For a while I thought I was a total freak. I lost my virginity twice. The first time was when I was eighteen. Then I lost the other side two weeks later. To the same guy. You'd think I could have saved one of them for marriage.

When I was dating, I'd just say, "So I have a little something to tell you." I never got any other reaction except, "Oh, my God, that's so cool," because they'd want to have sex in both sides and see what it felt like. Apparently, the right side is, well, more normal. The left side is a lot smaller. But they're both tight. That's a plus. I've got two G-spots, too, so I've always appreciated men who were extra dexterous with their fingers. I get to have two orgasms at the same time.

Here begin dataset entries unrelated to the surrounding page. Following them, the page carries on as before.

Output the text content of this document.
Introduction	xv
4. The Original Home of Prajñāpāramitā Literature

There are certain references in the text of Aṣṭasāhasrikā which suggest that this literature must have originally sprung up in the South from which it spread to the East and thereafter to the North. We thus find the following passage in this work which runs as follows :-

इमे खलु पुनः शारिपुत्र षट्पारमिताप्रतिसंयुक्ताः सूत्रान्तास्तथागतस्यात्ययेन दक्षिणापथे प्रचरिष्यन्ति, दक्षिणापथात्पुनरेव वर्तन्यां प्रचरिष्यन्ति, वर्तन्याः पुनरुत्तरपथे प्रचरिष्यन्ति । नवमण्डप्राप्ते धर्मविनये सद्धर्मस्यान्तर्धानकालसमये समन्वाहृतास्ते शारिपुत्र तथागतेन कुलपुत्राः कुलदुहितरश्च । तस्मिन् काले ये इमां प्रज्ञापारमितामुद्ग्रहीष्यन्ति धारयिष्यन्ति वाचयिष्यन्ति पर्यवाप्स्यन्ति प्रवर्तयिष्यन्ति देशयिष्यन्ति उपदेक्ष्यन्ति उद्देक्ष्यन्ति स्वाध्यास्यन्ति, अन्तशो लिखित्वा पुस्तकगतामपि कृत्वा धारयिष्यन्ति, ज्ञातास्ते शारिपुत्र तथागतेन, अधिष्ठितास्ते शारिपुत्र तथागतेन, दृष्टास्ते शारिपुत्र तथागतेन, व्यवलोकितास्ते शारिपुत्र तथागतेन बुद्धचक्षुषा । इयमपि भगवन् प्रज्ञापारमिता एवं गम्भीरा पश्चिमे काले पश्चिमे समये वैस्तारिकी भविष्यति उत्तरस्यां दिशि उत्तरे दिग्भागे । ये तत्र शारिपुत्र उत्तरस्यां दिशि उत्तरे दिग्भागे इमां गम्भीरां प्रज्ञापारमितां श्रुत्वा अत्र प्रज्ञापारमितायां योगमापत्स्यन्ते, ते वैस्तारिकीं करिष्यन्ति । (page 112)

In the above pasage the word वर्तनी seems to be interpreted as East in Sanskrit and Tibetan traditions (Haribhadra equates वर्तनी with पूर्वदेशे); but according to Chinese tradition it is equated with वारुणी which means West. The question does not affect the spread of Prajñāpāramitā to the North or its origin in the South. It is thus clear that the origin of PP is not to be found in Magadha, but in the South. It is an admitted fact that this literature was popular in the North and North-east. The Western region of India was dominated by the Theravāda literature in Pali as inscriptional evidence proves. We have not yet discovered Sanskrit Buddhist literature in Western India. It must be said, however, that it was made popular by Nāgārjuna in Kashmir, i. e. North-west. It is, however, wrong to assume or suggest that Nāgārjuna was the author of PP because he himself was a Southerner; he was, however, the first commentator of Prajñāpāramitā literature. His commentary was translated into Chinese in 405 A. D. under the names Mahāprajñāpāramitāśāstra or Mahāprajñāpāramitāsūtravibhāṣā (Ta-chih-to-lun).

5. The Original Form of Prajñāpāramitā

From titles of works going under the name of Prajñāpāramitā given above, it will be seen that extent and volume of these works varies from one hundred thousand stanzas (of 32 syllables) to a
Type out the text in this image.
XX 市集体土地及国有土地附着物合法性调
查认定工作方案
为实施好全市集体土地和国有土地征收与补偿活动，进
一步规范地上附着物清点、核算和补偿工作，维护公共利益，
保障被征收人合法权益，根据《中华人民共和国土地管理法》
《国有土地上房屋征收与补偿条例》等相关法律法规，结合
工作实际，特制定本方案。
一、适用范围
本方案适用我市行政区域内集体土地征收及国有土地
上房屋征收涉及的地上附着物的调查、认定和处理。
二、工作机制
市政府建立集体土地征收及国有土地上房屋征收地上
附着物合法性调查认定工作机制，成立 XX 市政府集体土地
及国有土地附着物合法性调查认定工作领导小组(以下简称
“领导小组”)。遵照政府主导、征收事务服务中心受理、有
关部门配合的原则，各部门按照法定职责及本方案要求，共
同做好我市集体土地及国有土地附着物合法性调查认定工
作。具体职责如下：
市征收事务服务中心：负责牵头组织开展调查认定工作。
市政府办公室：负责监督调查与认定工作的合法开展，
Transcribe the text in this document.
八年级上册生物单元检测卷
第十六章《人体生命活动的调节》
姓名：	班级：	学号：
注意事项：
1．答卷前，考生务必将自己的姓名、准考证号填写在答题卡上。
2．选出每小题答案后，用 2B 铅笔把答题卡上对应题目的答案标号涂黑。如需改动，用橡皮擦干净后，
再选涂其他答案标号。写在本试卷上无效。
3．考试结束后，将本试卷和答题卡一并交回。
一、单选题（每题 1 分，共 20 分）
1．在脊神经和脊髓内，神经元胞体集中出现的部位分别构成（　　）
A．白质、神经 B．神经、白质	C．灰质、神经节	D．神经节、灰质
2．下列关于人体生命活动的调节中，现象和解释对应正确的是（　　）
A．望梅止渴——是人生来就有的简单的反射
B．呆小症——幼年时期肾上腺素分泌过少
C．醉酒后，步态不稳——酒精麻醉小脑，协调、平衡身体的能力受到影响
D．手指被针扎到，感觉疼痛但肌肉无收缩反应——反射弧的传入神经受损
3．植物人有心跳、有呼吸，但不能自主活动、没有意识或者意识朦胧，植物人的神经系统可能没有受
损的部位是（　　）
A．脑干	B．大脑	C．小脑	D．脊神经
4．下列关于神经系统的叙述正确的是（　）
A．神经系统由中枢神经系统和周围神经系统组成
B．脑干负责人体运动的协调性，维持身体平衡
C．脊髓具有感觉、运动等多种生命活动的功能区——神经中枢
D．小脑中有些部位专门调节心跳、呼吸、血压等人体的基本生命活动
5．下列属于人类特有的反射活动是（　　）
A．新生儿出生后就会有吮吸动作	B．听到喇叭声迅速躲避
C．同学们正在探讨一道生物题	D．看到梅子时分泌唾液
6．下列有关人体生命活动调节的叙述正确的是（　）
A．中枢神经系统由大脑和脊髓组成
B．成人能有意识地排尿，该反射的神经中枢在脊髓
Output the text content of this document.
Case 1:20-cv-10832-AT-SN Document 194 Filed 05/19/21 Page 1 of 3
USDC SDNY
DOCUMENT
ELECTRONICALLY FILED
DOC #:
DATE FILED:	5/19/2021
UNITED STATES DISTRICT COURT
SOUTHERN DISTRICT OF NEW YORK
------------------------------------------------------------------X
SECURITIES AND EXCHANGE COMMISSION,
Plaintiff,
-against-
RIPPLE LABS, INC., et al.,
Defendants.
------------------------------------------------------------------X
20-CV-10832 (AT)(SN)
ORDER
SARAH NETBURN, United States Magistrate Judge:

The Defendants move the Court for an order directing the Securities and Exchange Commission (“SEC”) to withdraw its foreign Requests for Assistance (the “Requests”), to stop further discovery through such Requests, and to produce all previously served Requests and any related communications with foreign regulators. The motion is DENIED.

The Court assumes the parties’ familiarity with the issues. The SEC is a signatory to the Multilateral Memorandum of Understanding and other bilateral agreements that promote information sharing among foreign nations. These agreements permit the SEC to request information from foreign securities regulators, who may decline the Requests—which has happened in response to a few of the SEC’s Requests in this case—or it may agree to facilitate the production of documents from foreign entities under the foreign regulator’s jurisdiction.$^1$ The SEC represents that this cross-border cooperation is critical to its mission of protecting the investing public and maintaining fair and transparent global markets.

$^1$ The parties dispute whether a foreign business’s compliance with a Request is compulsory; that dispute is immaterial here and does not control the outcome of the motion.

I have to wear two tampons when I get my period. It was harder to get pregnant, too, because it's hard to know which side the egg is on. That, and I had to have a C-section when I had my first child recently. Every time I go in for a Pap smear, the doctor's like, "Do you mind if I call in a few people, 'cause you know we've all heard of this but we've never seen it." You get used to all the questions, and I'm not really shy about it. Every once in a while I'll tell a guy and he'll say, "No way! I have two penises!" That would be fantastic.

Is this a real condition, or actually more akin to a Penthouse Forum kinda thing?
 
Totally NSFW:

Homemade Sex Toys

An example
Melon Baller
Step 1: Get a melon and scoop out a hole

Buy yourself a rock melon or honeydew melon. Cut a round hole in one end a bit smaller than your dick. Scoop out a little of the inside but not too much, remember, you're making sex toys not digging ditches.

Step 2: Nuke it good

Heat the melon in a microwave (be careful!) and squirt in some baby oil or KY jelly.

Step 3: Ahhhhh!

A little bonus to add to the honeydew/cantaloupe procedure: On the opposite side of the melon from where your penis enters it, make a small hole with a skewer or small knife, no bigger than a pencil eraser, but reaching all the way in to the "vagina." Wrap your hand around the melon after you insert your erection and put your finger over the hole on the outstroke. Remove your finger on the in-stroke, replace it over the hole on the outstroke. Feels like a mouth going down on your cock, then sucking on it as it draws back. A very nice substitute for a blow job!
 
MrRING said:
plus I needed to post a reply to keep my numbers up. I'm gaining on you in this thread, and one day I'll be the king of Weird Sex! Bwa-ha-ha!

4% compard to 27%?

I don't want to go round comparing sizes but its just not measuring up.
 
Mighty_Emperor said:
MrRING said:
plus I needed to post a reply to keep my numbers up. I'm gaining on you in this thread, and one day I'll be the king of Weird Sex! Bwa-ha-ha!

4% compard to 27%?

I don't want to go round comparing sizes but its just not measuring up.

As the great Werner Herzog said, "Even Dwarfs Started Small"!
 
MrRING said:
Mighty_Emperor said:
MrRING said:
plus I needed to post a reply to keep my numbers up. I'm gaining on you in this thread, and one day I'll be the king of Weird Sex! Bwa-ha-ha!

4% compard to 27%?

I don't want to go round comparing sizes but its just not measuring up.

As the great Werner Herzog said, "Even Dwarfs Started Small"!

And stayed small (ish). I'd imagine a better one would be "Even giants started small".